Italian nun (1864 -1945)

Maria Bonardi (born 4 December 1864, in Cuneo – died 25 July 1945, in Vercelli) was an Italian nun and the founder of the Sisters of Santa Maria di Loreto.

== History ==
Her baptismal name was Maria. She was raised as a Christian. As a young girl, after a Vision in which she saw herself among young girls dressed in white and veiled, she discovered her desire to live as a “servant of God”. This dream eventually led her to become a nun.

In 1873, she was accepted into the Congregation of the Holy Family of Cuneo. After taking her vows, she took the name Sister Natalina. She worked as a teacher in a small village with other nuns. The order was dissolved in 1891, and Natalina joined the community of Vercelli. During difficult times, she visited the shrine of Loreto and prayed to the Virgin Mary. After another Vision, she believed that Mary had promised her help. She consulted her local priest, who advised her to found a new religious order.
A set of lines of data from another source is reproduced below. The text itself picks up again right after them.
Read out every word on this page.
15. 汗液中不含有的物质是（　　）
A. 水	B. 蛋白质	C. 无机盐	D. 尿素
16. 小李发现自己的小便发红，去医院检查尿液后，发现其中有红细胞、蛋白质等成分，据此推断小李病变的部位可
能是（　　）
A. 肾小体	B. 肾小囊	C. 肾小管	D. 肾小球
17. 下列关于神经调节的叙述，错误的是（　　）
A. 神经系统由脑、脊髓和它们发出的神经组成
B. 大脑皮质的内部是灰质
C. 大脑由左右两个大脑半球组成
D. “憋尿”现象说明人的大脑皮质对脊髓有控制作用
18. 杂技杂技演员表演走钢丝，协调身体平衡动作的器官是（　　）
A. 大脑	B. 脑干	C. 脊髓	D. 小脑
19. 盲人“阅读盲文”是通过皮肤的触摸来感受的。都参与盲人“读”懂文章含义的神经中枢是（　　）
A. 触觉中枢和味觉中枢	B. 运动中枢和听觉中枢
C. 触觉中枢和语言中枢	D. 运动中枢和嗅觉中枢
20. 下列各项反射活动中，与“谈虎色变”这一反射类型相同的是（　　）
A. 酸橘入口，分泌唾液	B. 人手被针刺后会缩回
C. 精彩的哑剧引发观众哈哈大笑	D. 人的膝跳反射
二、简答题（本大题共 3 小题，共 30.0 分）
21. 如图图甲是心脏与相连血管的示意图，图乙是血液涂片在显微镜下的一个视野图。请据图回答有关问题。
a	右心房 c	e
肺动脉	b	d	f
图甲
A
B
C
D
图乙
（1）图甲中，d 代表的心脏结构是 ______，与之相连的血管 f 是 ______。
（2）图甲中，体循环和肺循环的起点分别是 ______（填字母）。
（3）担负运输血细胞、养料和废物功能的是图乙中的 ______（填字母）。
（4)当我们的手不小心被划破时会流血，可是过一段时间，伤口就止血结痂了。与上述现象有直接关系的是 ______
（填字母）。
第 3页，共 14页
== Founding a religious order ==
After a while, she received permission from the bishop to found a new order and was entrusted with the establishment of a nursery and a school. Thus, a house was built in the city of Vercelli and the number of nuns increased. In 1891, the sisters of the school received the approval of the archbishop and from then on called themselves “Suore di Santa Maria di Loreto” (Sisters of Saint Mary of Loreto). Mother Natalina became a model for charitable organizations, universities and youth education institutions throughout her life.

== Canonization ==
After her death on 25 July 1945, she was buried in the church of the Mother House in Vercelli. On 13 September 2002, the Archbishop of Vercelli, Enrico Masseroni, initiated the canonization process. The investigation was concluded on 7 December 2007 and she was declared a Venerable Servant of God.